In what may be the last wave of grassroots refinery projects, the crude oil-refining capacity of state-run companies may go up by 500,000-600,000 barrels per day (bpd) in a little more than 10 years, according to industry executives and government officials.
This comes even as New Delhi is struggling to strike a balance between rapidly adopting electric vehicles and bolstering energy security by taking recourse to affordable and more reliable transport fuels.
There are plans for three new refineries, which are in addition to the ongoing addition of around 800,000 bpd, around 16 per cent of the current capacity, according to the industry data.
The proposed projects — in Andhra Pradesh, Uttar Pradesh, and Gujarat — are still on the drawing-board, with Bharat Petroleum Corporation Ltd (BPCL) and Oil and Natural Gas Corporation (ONGC) trying to identify the right type of land, hard and strong with little need for expensive piling, for a refinery-cum-petrochemicals plant. Soft, soggy land can drive up the project cost, an industry official said.
Costs are more critical today than for projects planned earlier because the shelf life of transport fuels is on the wane as India projects Net Zero emission by 2070.
BPCL is leading in this with an emphasis on petrochemicals and fuel export, an atypical strategy for Indian state refiners, which have traditionally met the country’s needs for transport and cooking fuels.
BPCL’s focus on a proposed 240,000 bpd refinery in Andhra Pradesh is on petrochemicals with an oil-to-chemical conversion intensity of as much as 40 per cent — nearly twice that of Hindustan Petroleum’s upcoming grassroots refinery project in Barmer, industry sources said.
Simultaneously, it is studying the potential for a smaller 120,000 bpd refinery venture in Allahabad, where it owns land provided BPCL can find investors for both projects. It will need pipeline infrastructure to source crude oil from the west coast. The proposed facility in Allahabad will focus on transport fuels, with India’s northern region the biggest growth guzzler of petrol and diesel.

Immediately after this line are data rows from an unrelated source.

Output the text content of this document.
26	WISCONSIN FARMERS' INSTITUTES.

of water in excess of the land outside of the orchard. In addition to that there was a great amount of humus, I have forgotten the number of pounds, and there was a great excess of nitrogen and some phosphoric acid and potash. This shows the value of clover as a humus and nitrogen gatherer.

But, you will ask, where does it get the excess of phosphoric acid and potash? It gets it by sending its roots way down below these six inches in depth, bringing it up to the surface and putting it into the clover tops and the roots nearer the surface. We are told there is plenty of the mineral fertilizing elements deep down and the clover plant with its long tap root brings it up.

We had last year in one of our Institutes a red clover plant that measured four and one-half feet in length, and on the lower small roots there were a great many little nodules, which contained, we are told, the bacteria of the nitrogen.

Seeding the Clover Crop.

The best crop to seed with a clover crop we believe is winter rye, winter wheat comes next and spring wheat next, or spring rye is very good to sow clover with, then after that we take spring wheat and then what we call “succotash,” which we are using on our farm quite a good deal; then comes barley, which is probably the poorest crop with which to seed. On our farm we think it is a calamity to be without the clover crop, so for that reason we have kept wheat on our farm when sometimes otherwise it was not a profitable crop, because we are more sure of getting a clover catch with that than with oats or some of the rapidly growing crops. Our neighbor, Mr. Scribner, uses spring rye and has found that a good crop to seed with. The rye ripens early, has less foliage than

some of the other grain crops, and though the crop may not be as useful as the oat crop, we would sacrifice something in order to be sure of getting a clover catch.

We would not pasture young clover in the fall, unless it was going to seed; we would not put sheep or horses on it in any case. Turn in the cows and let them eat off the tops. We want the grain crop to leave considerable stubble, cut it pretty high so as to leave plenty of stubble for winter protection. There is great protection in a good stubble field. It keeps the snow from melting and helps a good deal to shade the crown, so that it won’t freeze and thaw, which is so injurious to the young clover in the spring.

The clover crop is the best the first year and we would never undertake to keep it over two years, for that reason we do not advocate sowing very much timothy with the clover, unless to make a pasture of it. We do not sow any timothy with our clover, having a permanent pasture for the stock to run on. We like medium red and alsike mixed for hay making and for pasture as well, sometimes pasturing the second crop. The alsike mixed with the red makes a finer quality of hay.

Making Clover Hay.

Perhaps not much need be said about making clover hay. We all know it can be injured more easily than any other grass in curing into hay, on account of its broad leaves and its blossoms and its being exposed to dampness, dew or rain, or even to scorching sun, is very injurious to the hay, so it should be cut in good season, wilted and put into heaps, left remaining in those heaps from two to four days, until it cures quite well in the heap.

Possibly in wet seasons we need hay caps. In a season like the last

ONGC is evaluating plans for a refinery in Gujarat, a state with the highest refining intensity in the country. But industry sources say the explorer’s interests in Gujarat may be because of land available at existing projects. Earlier this year, the company completed ownership of OPAL, a mega petrochemicals complex spread over 5 square km in the port city of Dahej.
India programme of refinery addition, which started before the pandemic, will lead to an addition of 1.06 million bpd by 2028, taking the total to 6.2 million bpd, which includes HPCL’s 180,000 bpd Barmer plant and India Oil’s 180,000 bpd project in Nagapattinam (Tamil Nadu), according to Petroleum Minister Hardeep Puri: After meeting the domestic oil demand of around 5.5 million bpd, refiners will have a capacity of at least 700,000 bpd for export.
CRISIL said in September India’s oil-marketing companies were expected to add 800,000 bpd of refining capacity by 2029-30, requiring an expenditure of Rs 2.2 trillion.
“Project risk in these investments is expected to be low, which coupled with the expectations of steady returns from the business will support credit risk profiles of OMCs,'' it said.
Top officials in the industry have had talks with Saudi Aramco, seeking investment in new refineries, but the kingdom’s insistence on long-term oil supply conditions to ensure a captive market for its crude oil is delaying negotiations, sources said.
Saudi Arabia and the United Arab Emirates had agreed to take a 50 per cent stake in a 1.2 million bpd plant, along with chemicals ($44 billion), in Ratnagiri, Maharashtra, during Prime Minister Narendra Modi’s first term. But politics and protests over land acquisition torpedoed the project.
India will be the biggest contributor to oil demand growth this year, with consumption growing at six times China’s pace, according to the data from global forecasters like the International Energy Agency and US Energy Information Administration.